Faulty cell metabolism not genes responsible for type 2 diabetes
Researchers have used a new technique that uses computer modeling to discover type 2 diabetes isn’t in the genes and is preventable and treatable in groundbreaking studies.
According to the UC Santa Barbara (UCSB) researchers who are studying cell metabolism to find out genetic links to diseases, type 2 diabetes is triggered by changes in cellular metabolism and not by a genetic predisposition to the disease.
Jamey Marth who was based at the Howard Hughes Medical Institute in La Jolla in 2008 identified four main building blocks of all cells in the body that are genetic macromolecules, such as DNA and RNA that are innate.
Marth also found two other acquired macromolecules known as glycans and lipids that play a key role in cellular metabolism.

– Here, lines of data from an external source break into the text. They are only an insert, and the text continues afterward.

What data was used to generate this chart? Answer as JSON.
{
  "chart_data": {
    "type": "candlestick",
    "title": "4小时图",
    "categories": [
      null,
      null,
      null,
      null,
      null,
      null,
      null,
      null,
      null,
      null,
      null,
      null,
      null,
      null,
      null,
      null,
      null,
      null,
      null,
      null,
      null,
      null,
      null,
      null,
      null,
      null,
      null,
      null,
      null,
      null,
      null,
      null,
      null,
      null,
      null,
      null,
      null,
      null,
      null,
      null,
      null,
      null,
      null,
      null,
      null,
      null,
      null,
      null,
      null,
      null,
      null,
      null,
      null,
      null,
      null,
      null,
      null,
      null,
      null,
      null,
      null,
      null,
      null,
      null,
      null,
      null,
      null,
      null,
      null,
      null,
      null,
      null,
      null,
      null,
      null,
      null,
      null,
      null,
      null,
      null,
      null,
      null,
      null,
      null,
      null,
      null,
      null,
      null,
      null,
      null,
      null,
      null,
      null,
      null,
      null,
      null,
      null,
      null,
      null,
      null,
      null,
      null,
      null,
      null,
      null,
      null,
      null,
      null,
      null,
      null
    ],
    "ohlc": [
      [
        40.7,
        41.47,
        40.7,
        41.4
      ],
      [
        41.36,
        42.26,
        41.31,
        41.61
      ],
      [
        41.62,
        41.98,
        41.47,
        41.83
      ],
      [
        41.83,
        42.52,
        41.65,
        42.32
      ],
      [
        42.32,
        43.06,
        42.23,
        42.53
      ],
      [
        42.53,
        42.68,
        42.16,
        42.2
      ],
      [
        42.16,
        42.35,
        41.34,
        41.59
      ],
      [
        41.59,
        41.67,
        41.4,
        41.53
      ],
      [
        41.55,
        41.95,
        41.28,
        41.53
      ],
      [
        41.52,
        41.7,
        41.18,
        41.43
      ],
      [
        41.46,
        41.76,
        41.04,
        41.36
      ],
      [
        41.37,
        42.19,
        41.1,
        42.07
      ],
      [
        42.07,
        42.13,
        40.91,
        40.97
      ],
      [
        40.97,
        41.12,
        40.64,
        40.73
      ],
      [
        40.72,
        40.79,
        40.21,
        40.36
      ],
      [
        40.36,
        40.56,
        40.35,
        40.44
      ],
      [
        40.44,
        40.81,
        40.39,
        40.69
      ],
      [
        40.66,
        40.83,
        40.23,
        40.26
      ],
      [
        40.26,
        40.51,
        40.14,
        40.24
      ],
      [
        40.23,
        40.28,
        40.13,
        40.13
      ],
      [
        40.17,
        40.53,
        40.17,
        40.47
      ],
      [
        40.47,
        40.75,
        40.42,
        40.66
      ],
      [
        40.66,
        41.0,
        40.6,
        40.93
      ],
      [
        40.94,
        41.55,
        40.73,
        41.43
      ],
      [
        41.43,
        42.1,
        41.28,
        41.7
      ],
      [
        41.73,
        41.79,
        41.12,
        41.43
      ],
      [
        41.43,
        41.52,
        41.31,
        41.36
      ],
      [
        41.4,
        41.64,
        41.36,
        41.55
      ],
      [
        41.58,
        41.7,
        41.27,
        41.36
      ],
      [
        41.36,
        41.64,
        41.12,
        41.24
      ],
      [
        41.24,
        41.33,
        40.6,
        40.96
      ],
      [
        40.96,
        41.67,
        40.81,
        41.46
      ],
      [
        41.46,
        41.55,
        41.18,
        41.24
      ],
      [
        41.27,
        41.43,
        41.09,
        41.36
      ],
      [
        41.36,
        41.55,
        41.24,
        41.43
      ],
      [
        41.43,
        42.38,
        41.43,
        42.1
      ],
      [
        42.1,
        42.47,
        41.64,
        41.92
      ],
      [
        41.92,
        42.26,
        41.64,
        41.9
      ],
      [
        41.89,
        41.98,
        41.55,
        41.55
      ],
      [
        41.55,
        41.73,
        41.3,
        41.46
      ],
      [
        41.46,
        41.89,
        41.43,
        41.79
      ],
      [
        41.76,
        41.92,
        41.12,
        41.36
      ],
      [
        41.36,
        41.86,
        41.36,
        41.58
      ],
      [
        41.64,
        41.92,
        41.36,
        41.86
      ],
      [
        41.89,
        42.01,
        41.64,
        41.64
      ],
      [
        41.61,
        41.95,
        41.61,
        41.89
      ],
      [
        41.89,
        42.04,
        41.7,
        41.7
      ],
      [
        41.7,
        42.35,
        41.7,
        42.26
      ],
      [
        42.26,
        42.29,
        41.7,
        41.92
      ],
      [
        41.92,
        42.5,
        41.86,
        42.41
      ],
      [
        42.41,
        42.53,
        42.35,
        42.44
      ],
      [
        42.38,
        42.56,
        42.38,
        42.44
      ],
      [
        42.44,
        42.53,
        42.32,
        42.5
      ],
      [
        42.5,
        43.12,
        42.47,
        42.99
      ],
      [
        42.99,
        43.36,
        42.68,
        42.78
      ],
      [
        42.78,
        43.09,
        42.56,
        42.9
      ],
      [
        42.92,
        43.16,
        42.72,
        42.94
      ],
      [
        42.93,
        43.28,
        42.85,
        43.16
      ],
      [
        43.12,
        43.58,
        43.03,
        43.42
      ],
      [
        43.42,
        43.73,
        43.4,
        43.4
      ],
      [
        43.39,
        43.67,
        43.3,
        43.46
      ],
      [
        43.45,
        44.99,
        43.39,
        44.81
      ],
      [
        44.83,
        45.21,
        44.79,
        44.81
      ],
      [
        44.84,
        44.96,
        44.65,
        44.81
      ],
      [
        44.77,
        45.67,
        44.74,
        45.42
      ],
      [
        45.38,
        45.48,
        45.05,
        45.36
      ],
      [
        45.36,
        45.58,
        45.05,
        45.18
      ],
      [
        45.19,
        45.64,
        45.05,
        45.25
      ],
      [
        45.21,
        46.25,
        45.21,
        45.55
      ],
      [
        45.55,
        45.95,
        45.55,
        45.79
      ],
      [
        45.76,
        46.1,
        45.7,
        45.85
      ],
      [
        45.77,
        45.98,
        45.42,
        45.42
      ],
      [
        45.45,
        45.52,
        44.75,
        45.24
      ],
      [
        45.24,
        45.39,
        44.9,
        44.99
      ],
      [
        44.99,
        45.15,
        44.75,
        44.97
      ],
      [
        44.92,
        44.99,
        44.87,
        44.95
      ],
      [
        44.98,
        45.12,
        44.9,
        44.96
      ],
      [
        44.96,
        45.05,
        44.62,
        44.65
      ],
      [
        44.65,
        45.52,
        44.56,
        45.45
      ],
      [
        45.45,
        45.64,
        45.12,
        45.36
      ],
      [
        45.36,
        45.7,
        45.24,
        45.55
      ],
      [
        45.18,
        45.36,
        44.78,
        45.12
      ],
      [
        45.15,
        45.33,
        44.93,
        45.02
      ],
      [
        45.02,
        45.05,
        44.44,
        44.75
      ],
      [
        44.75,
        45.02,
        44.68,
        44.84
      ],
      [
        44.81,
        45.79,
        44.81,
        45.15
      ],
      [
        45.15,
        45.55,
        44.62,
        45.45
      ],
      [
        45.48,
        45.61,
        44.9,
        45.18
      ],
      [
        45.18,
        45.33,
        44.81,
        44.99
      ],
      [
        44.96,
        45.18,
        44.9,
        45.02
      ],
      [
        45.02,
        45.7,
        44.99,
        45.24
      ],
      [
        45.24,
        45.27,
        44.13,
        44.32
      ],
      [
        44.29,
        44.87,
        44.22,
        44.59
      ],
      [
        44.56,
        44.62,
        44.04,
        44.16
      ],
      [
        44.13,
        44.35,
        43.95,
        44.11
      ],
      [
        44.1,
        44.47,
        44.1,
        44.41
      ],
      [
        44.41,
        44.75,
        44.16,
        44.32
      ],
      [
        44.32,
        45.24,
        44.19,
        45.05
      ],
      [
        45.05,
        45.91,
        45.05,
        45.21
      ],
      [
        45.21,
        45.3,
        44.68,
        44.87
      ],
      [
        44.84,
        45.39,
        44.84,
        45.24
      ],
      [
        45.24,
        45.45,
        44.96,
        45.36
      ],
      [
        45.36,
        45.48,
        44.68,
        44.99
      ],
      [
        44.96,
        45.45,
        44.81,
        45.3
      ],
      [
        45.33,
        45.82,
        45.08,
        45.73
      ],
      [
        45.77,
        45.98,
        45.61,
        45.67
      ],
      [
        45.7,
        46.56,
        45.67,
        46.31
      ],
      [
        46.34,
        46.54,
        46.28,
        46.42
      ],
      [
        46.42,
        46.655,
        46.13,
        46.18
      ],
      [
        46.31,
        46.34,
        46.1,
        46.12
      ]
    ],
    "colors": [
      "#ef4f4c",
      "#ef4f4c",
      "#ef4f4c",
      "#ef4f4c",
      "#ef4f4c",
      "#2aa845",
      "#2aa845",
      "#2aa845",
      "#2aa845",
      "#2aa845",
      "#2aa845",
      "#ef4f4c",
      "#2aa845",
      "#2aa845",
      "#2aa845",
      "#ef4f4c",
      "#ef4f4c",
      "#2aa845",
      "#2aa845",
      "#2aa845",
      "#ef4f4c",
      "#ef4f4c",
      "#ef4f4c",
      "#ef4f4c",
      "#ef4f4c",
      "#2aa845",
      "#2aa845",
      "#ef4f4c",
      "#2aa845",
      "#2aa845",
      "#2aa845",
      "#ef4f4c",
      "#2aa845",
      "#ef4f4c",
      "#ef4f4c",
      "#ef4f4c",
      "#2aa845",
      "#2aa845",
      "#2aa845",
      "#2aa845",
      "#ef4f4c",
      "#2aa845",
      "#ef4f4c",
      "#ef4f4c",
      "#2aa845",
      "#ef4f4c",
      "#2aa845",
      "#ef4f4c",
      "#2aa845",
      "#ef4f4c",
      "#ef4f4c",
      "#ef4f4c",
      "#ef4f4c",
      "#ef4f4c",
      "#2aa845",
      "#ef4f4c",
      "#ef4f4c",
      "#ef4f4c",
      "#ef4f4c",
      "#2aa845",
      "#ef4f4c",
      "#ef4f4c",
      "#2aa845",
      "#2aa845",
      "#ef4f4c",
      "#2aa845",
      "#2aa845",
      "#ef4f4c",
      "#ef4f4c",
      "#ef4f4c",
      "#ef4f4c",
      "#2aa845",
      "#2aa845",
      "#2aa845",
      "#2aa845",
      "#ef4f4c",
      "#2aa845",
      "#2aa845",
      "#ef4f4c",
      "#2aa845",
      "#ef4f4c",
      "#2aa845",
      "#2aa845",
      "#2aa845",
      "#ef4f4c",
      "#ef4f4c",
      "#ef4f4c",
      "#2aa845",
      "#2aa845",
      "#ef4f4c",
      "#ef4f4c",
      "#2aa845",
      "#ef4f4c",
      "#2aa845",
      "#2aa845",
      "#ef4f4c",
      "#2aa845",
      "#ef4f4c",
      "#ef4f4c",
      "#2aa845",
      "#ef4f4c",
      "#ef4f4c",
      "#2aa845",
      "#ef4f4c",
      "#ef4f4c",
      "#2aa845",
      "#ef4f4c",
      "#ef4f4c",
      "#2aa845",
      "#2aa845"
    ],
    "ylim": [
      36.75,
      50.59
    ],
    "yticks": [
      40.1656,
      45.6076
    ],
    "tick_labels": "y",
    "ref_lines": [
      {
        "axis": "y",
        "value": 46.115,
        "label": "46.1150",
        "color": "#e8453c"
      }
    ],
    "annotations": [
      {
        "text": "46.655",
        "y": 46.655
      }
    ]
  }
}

"By studying the four types of components that make up the cell, we can, for the first time, begin to understand what causes many of the common grievous diseases that exist in the absence of definable genetic variation, but, instead, are due to environmental and metabolic alterations of our cells," said Marth in a press release.
He explains UCSB is the only institution using computer modeling to study disease.
The researchers discovered how our cells can reach a ‘tipping’ point that leads to type 2 diabetes when the cells in the pancreas fail to make enough insulin to control blood sugar levels.
He explains obesity has been blamed for type 2 diabetes, but there’s more to the story that relates to cellular dysfunction that hasn't been fully explained.
Marth says, “In obesity there's a lot of fat in the system. When the cell is exposed to high levels of fat or lipids, this mechanism starts, and that's how environment plays a role, among large segments of the population bearing 'normal' genetic variation.”
But understanding what actually causes diabetes has been elusive. Marth and his team are trying to understand exactly how it happens to design better therapy and prevention tools.
The scientists say the research approach can also be used to uncover how other diseases occur, including autoimmune diseases, neurodegenerative diseases and more.
Understanding more about the cellular mechanism that actually causes type 2 diabetes could lead to prevention strategies and even a cure, which the researchers say they anticipate.